Spies by Ernest Volkman John Wiley $190 SHANGHAI in 1927 was a city in ferment. Politics, business and society were a heady brew of the extreme, the violent and the exotic. Into this cauldron fell two men who were to spend the next 20 years in a deadly battle that would ultimately cost millions of lives.
K'ang Sheng, a close friend of Mao Zedong, was pitched against Tai Li, who was associated with Chiang Kai-shek. The business they were in was espionage and both would employ whatever means they could in order to gain the upper hand.
They feature in Spies, which is subtitled 'The Secret Agents Who Changed the Course of History'. The book has 45 chapters, each devoted to one or more practitioner of the art of espionage, whether as defector, mole, traitor or whatever. Among them are famous names such as Ernest Hemingway, Graham Greene, Somerset Maugham, George Blake, Kim Philby and Anthony Blunt.
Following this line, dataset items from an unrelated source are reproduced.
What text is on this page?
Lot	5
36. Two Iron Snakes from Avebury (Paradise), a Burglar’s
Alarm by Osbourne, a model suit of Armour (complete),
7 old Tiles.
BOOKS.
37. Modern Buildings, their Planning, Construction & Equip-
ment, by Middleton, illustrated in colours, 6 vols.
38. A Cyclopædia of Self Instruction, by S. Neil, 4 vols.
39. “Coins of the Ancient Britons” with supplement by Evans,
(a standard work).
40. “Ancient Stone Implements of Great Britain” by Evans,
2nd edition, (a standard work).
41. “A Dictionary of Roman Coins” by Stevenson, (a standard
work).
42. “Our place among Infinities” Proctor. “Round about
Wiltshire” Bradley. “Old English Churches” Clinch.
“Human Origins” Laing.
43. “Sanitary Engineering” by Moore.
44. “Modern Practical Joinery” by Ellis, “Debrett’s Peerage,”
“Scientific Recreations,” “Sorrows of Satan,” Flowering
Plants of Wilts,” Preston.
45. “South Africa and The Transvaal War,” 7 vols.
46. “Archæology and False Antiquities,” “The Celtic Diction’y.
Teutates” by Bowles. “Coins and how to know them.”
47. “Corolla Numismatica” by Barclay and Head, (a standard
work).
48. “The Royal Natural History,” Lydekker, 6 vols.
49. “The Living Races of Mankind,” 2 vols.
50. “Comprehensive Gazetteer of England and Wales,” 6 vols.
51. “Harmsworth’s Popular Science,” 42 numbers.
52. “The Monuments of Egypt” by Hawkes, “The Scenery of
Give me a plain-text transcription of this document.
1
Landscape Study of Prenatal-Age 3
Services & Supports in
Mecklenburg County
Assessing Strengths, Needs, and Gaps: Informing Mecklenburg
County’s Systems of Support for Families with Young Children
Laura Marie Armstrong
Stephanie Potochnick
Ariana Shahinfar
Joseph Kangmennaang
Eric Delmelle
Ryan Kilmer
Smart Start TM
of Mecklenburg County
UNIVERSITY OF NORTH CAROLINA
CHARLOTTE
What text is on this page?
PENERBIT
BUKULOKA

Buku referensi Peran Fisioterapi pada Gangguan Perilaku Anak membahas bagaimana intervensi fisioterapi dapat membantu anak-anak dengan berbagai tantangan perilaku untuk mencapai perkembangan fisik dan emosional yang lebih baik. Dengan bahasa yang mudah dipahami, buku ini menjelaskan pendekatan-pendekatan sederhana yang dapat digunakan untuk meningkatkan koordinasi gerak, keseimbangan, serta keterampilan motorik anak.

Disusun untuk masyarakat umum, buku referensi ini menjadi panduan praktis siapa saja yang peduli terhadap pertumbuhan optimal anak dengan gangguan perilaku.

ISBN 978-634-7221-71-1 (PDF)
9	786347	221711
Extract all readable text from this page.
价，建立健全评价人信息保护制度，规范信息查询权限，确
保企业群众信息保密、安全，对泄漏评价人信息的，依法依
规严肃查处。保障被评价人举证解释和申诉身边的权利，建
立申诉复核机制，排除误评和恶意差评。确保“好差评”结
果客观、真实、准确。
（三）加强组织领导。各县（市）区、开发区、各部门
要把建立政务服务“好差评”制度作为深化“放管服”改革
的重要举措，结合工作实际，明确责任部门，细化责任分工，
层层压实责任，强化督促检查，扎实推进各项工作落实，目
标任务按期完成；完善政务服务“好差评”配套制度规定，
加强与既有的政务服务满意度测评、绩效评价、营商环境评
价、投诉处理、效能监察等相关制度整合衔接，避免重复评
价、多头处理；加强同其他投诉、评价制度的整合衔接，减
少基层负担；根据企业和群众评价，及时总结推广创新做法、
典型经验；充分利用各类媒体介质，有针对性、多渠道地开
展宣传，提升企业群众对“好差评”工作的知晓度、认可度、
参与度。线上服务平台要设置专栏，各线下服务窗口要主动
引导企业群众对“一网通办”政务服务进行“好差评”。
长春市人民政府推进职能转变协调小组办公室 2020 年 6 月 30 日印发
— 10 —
K'ang Sheng and Tai Li are here for the crucial role they played in the development of China this century and for the enthusiasm with which they undertook their respective roles.
The two first clashed in 1927 during the Communist uprising in Shanghai, where both vied for notoriety as the most ruthless. The special fate meted out by Tai Li to captured Communist revolutionaries was to toss them into the red hot boilers of steam locomotives.
In 1931, Chiang named Tai Li as the head of the Bureau of Information and Statistics, the Nationalists' intelligence agency.
Tai Li recruited more than 300,000 agents and blanketed China with a network of informants and agents directed to concentrate all their energies on exposing the Communists. He even created a string of brothels staffed with women trained to wheedle out secrets from their customers.